AS previosuly stated, I did not notice a great difference between reflection and "direct populating" my beans via a Java class which populates my beans using ResultSet and avoids any reflection. I did not used ASM, I used JavaAssist but I think that they should be the same thing, as long as we're talking of building on the fly an utility class which populates a bean. I knew that reflection was slower that normal access to method or properties, but mine wasn't the case - I was filling a list of 5,000+ rows from my db, and each row has more than 100 columns. Considerating I'm doing some test from remote, and I'm not in LAN with my db server, it's likely that I was experiencing network latency... I will do some test in LAN, of course, but the real question is which approach I should follow...
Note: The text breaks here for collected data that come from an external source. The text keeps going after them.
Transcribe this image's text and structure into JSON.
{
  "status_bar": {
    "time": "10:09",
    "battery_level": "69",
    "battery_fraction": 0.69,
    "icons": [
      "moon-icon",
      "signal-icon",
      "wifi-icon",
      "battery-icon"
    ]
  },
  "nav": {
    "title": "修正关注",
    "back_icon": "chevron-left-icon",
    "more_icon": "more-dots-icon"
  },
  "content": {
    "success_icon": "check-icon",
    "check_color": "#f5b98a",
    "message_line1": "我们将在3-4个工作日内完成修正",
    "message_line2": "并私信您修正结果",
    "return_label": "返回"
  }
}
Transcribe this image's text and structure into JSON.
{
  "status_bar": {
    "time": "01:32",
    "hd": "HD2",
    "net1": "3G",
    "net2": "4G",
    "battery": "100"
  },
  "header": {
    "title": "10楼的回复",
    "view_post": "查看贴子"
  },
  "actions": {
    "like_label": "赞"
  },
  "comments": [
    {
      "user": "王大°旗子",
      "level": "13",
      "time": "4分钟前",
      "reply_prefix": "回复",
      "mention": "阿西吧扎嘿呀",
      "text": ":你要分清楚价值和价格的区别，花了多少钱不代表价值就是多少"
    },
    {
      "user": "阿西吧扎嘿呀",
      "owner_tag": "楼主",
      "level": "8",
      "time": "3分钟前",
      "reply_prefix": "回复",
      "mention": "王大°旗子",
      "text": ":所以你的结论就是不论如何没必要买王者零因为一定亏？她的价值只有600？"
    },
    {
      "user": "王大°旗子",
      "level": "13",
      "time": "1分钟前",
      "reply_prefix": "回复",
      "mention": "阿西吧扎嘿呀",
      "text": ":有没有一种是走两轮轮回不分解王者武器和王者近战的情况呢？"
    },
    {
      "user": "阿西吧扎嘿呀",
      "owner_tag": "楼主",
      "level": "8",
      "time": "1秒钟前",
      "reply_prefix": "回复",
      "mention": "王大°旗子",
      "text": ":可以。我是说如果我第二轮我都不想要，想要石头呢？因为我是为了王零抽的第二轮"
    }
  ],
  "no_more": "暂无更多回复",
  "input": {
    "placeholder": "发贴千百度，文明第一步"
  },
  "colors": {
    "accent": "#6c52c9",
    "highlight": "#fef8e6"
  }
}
Well, if you are pretty sure that the issue is network latency, there's not much you can do in code except try to reduce the number of database calls you make. Make sure you are using connection pooling, because creating connections over a high latency network can be very slow. Also, you might want to try playing around with fetchSize parameter if you are iterating over large result sets. Generally, if you are showing only 30-50 records to the user, you don;t really need your fetch size to be larger than the number of records that you need to show, so increasing fetchSize may not help
If your connected to your DB server over a WAN, IMO, you will get most bang for your buck by tuning TCP at the OS layer to work well over WAN. This is not something that most programmers know how to do. I've been programming for 17 years, and I have never done this myself. You need to call in people who know enough about tuning the OS and network topology.